Sarah C. Zearfoss became the assistant dean and director of Admissions at UMich in 2001. In that capacity, she oversees all aspects of JD admissions (including transfer and visitor admissions), as well as administering LLM, MCL, and SJD admissions. Beginning in 2010, Dean Zearfoss began overseeing the offices of Career Planning and Financial Aid, in order to coordinate a consistent approach to employment and financial resource issues throughout students' law school tenure.
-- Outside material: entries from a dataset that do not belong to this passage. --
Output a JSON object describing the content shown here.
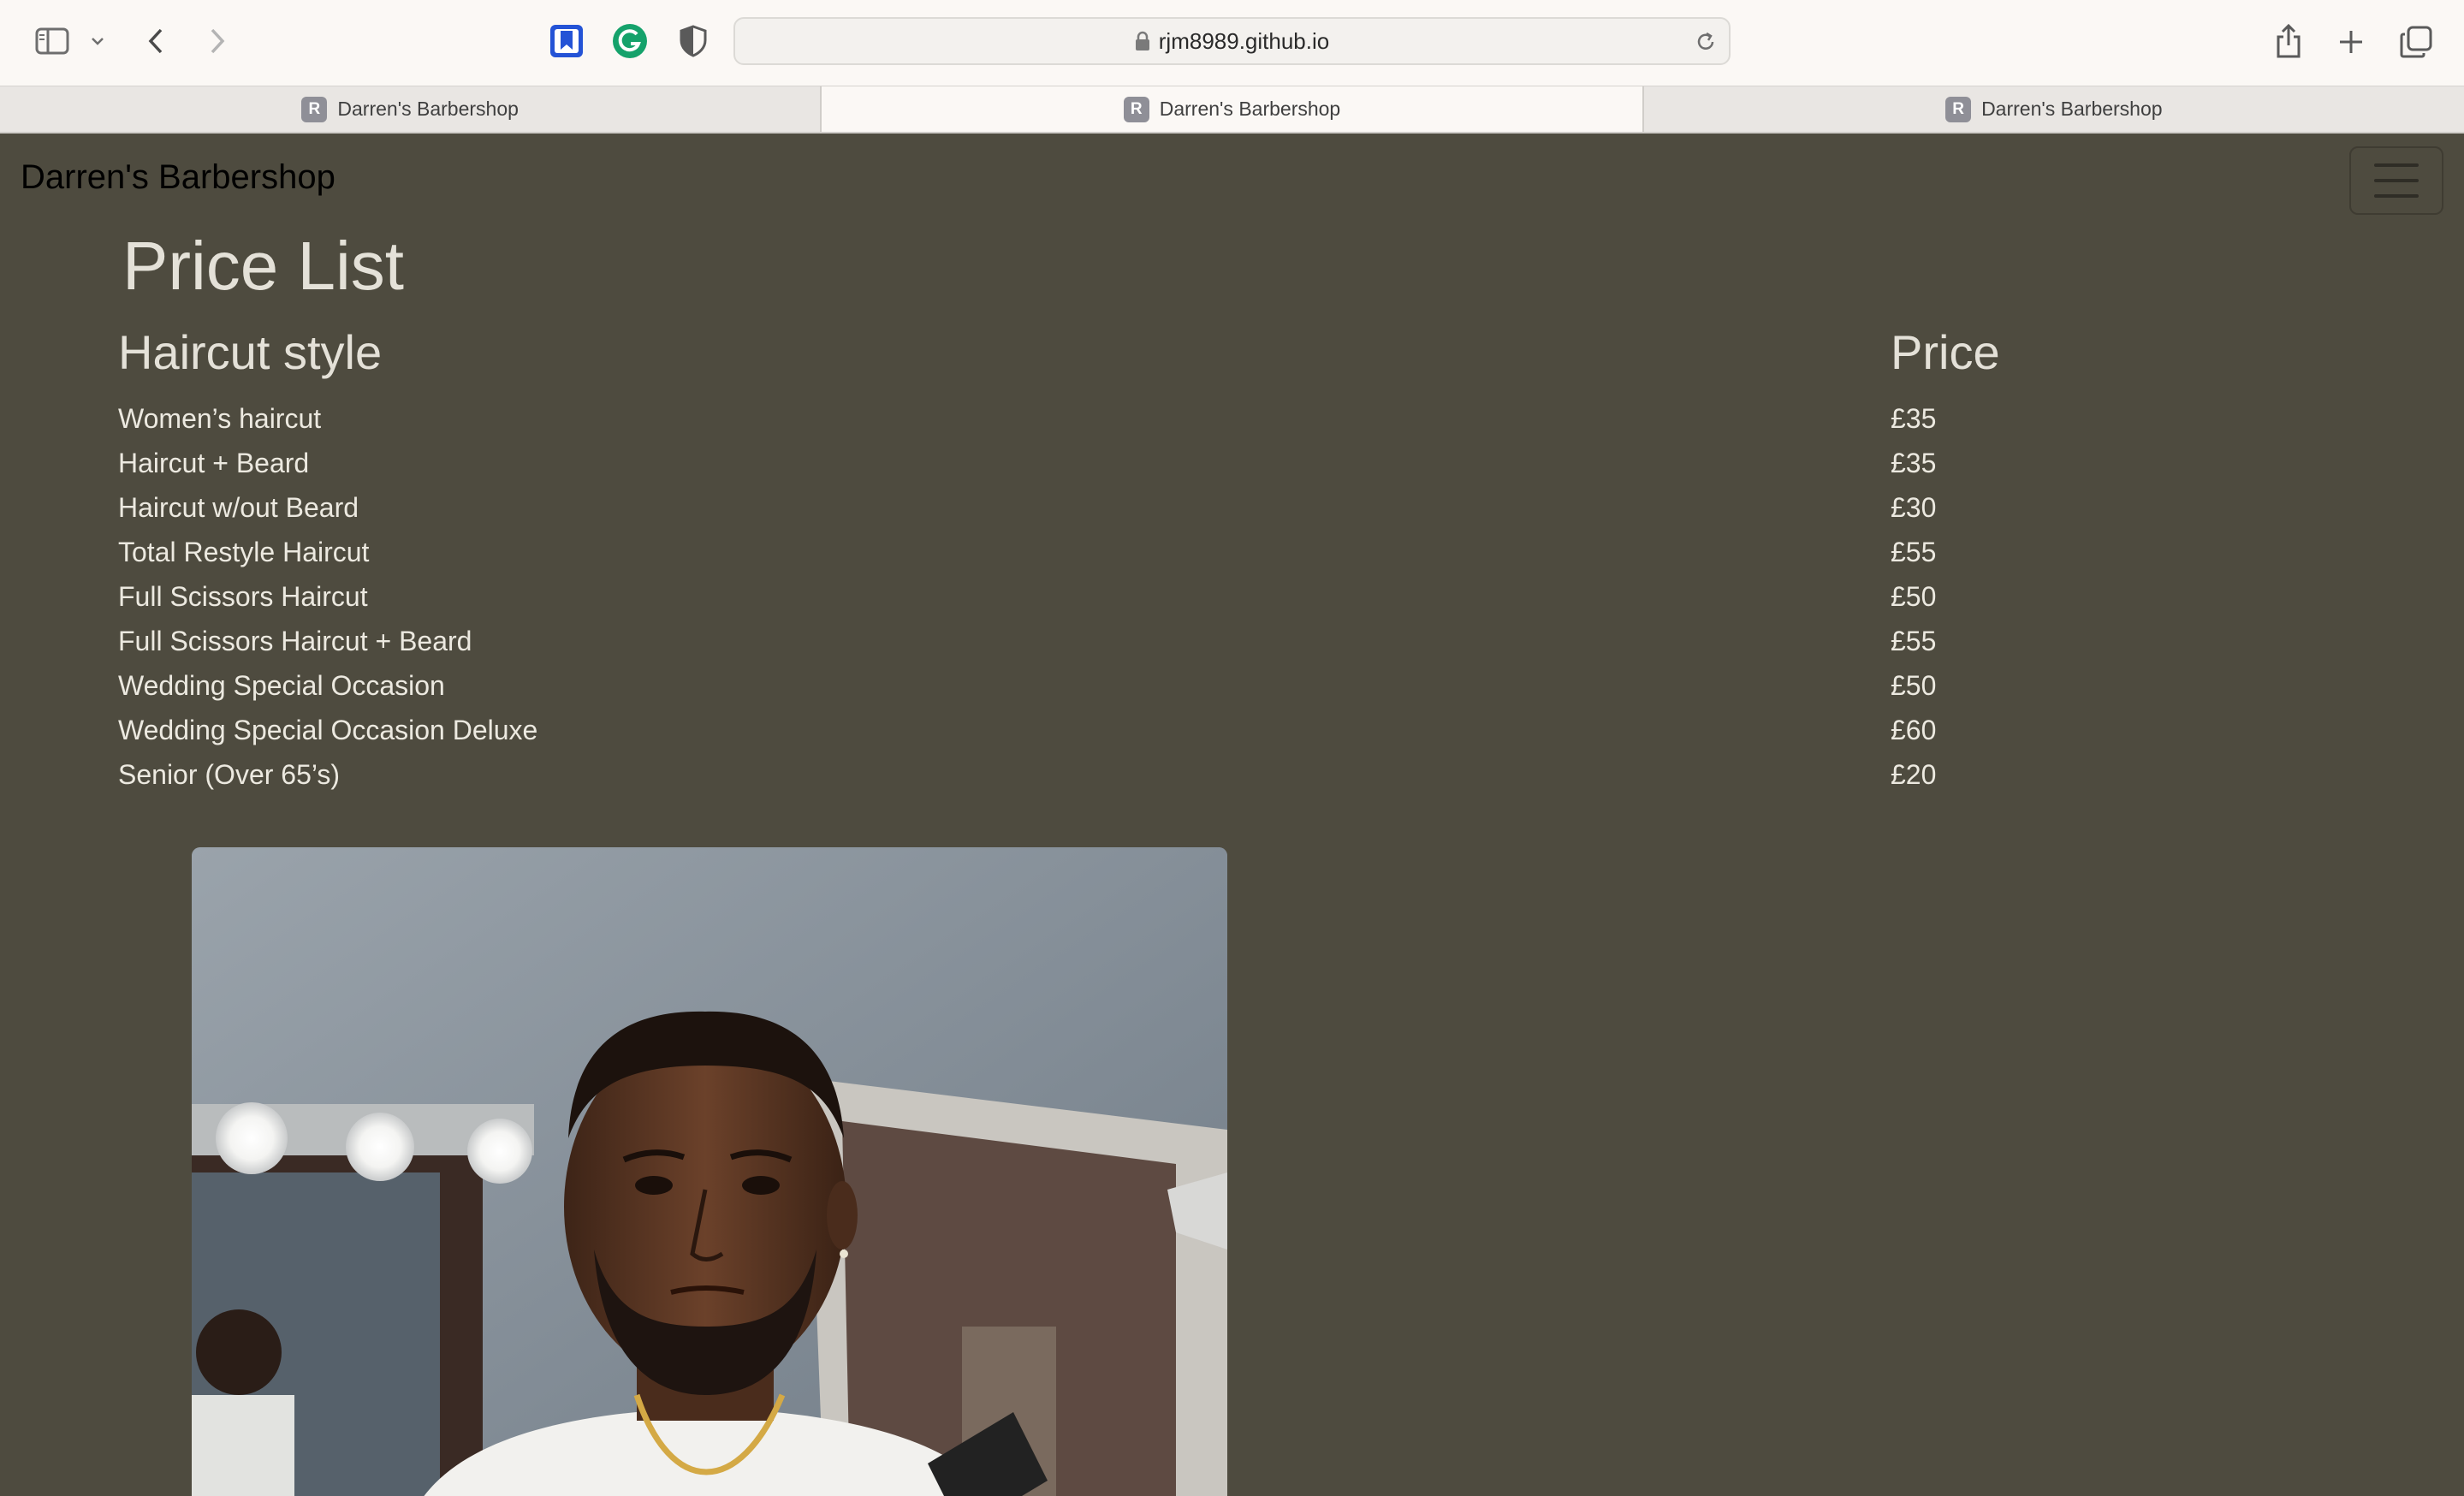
{
  "browser": {
    "url": "rjm8989.github.io",
    "tabs": [
      {
        "label": "Darren's Barbershop",
        "favicon": "R",
        "active": false
      },
      {
        "label": "Darren's Barbershop",
        "favicon": "R",
        "active": true
      },
      {
        "label": "Darren's Barbershop",
        "favicon": "R",
        "active": false
      }
    ],
    "icons": [
      "sidebar-icon",
      "chevron-down-icon",
      "back-icon",
      "forward-icon",
      "bookmark-icon",
      "grammarly-icon",
      "shield-icon",
      "reload-icon",
      "share-icon",
      "new-tab-icon",
      "tab-overview-icon"
    ]
  },
  "navbar": {
    "brand": "Darren's Barbershop",
    "menu_icon": "hamburger-icon"
  },
  "main": {
    "title": "Price List",
    "headers": {
      "style": "Haircut style",
      "price": "Price"
    },
    "rows": [
      {
        "style": "Women’s haircut",
        "price": "£35"
      },
      {
        "style": "Haircut + Beard",
        "price": "£35"
      },
      {
        "style": "Haircut w/out Beard",
        "price": "£30"
      },
      {
        "style": "Total Restyle Haircut",
        "price": "£55"
      },
      {
        "style": "Full Scissors Haircut",
        "price": "£50"
      },
      {
        "style": "Full Scissors Haircut + Beard",
        "price": "£55"
      },
      {
        "style": "Wedding Special Occasion",
        "price": "£50"
      },
      {
        "style": "Wedding Special Occasion Deluxe",
        "price": "£60"
      },
      {
        "style": "Senior (Over 65’s)",
        "price": "£20"
      }
    ]
  },
  "colors": {
    "page_background": "#4e4b3f",
    "page_text": "#e4e1d8",
    "chrome_background": "#fbf8f5"
  }
}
She received her AB, cum laude, in psychology from Bryn Mawr College and her JD, magna cum laude, from Michigan Law. At Michigan, she was the editor-in-chief of the Michigan Journal of International Law, and authored a note on women's rights. Following graduation, Dean Zearfoss clerked for the Hon. James L. Ryan of the U.S. Court of Appeals for the Sixth Circuit and then practiced labor and employment law at Pepper Hamilton LLP's Detroit office. In 1999, she returned to work at the Law School as the judicial clerkship advisor before becoming part of the Admissions Office team. A member of the Michigan Bar, she stays active in the practice of law as a volunteer cooperating attorney for the ACLU.

AD We’ve done our research, and UMich Law has certainly has had its share of graduates who have gone on to be leaders in law, business and politics -- for example, Clarence Darrow and Charles Merrill, the co-founder of Merrill Lynch. But it’s Ari Gold -- super agent to the stars on HBO’s Entourage who could be your most famous (albeit fictional) alumnus. Does his character represent the type of intensity and combativeness that admitted students can expect to face from their classmates when they arrive on campus?
SZ Absolutely not. First off, let’s be clear. Ari Gold graduated with a JD/MBA from Michigan. He’s a graduate of the Law School and the Ross School of Business. So, while I don’t know where he picked up his combative nature -- or his foul mouth -- I can almost 100% guarantee it wasn’t in the Law Quad.
AD So which of his characteristics did he pick up from the law school -- what part of him are you willing to claim?
SZ Sure, there are parts of Mr. Gold that are all Wolverine, but instead of focusing on his management style, lets look at the way he settles disputes -- hugs. I believe that’s something he picked up when he was student in the Law School’s nurturing environment. At least that’s what I’m told by those who remember him, that he frequently ended quarrels with “Let’s hug it out brother” -- and I believe he continues that practice to this day.

And, just in case you are planning to go there, if you check with the Medical School I bet they’ll say Greg House is not representative of their student body either.
AD Nicely played Dean Z.
SZ [Laughing] I’m glad you liked it.
AD For the past few years, more and more applicants have turned to the Internet to help them navigate the law school admissions process, whether it’s: getting advice from fellow applicants on a discussion board; anonymously tracking applicants through the law school admissions process; or even reading the musings of admissions deans like yourself on their blogs (I’m a big fan of your A2Z Blog, by the way!). Whatever the medium, how do you see the current trends in social media affecting the law school admissions process and/or the law school experience, both positively and negatively?
SZ I'll start by saying that it’s a little exhausting trying to keep up with all the latest trends. From our point of view in the admissions office it represents a bit of a challenge to make sure that we are using the most effective means for communicating with our applicants. For instance, a few years ago people started to say that applicants are not using email as much as they used to ­­ and at the time, that was very disheartening to hear because we do a lot of our communications by email. Thankfully, that claim turned out to be wildly over exaggerated. While it may be true in some contexts ­­ it’s true that people are relying more on things like Facebook to connect and communicate with their friends – people still expect to hear from the admissions office by email. So that is a huge relief. I mean, it would take a really long time to tweet an entire offer letter.